MuleSoft (based on the disparate ESB looked at below) is a strong contender in the industry due to its robustness.

My personal experience has been with SoftwareAG webMethods’ ESB which proved to be user-friendly with regards to implementation methodology and how the disparate yet interdependent components of the stack supplement and complement each other.

1. The cloud vs. on-premise debate is solely dependent on one’s risk appetite and their individual requirements. As a bank in South Africa we were loathe to have our core applications exposed to the outer world (cloud) due to the maturity of the service providers in our country and the level of confidence we have on their governance, security and operational capabilities.

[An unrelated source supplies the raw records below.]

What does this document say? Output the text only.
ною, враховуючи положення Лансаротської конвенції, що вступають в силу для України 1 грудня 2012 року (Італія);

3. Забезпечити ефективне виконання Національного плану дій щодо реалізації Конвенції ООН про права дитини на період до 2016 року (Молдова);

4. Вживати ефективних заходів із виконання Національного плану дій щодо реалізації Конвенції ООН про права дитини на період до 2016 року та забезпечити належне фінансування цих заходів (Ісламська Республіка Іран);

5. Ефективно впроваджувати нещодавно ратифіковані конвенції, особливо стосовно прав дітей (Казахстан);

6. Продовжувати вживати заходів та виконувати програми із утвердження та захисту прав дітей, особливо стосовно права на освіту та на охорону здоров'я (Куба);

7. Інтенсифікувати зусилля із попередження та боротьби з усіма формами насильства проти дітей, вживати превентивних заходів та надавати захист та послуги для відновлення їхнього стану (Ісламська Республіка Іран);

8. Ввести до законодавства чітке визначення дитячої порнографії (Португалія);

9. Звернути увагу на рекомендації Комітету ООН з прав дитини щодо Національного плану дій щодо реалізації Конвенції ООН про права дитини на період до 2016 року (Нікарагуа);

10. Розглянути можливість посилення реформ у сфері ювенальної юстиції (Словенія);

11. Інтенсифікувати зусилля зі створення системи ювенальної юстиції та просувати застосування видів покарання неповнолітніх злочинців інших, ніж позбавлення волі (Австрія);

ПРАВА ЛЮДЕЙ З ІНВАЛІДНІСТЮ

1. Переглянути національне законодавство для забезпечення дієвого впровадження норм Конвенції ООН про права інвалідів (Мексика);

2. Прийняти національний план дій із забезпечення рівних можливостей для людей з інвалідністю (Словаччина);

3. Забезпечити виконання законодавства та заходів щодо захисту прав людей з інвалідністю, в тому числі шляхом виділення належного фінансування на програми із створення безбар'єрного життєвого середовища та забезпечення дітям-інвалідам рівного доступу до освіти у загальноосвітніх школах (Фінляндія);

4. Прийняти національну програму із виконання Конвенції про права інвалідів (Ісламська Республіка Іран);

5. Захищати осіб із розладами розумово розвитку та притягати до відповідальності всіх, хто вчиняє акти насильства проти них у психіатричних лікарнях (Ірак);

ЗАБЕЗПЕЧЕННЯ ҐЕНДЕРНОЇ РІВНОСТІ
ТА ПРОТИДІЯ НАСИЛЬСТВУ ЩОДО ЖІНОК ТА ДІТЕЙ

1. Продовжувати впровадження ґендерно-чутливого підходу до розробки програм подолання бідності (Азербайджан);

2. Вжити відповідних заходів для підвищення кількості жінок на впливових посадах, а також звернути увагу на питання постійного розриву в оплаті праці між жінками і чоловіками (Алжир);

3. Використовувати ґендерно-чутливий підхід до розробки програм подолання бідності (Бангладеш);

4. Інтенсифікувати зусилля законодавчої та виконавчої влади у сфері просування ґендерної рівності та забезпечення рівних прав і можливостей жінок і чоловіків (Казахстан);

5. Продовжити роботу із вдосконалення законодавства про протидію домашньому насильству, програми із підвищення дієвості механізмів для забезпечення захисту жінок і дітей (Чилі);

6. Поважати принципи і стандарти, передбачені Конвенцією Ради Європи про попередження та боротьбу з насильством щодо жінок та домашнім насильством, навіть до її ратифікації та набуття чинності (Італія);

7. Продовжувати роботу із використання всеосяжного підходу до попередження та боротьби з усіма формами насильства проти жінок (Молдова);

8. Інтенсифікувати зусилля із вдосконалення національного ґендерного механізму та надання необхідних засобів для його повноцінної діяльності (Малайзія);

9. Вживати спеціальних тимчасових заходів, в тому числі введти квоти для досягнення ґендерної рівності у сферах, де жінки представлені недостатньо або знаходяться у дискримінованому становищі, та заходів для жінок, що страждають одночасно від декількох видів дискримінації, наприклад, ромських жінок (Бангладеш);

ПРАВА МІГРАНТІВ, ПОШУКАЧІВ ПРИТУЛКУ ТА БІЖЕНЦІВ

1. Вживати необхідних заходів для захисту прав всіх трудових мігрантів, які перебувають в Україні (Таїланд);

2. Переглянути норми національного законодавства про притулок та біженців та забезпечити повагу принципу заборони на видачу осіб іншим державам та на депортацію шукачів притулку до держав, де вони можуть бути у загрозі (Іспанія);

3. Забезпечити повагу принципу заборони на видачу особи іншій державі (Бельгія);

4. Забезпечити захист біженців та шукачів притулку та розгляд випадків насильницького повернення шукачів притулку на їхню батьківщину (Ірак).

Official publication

2. With the SoftwareAG stack, I used CentraSite which was another component supplementary to the stack that focuses on SOA governance (policy enforcement), mediation and performance monitoring. The dashboards that come with it allowed for early detection of any anomalies with regards throughput (volume of messages processed per second), latency, performance (how quickly each message was processed), and also showed how many times any service was been invoked across the stack. With proper fine tuning we could achieve speeds of about 100 messages per second for our most complex queries (those doing orchestration, enrichment, transformation etc.)

Hope this helps, if not, you could ask specific questions and I will attempt to assist to the best of my knowledge.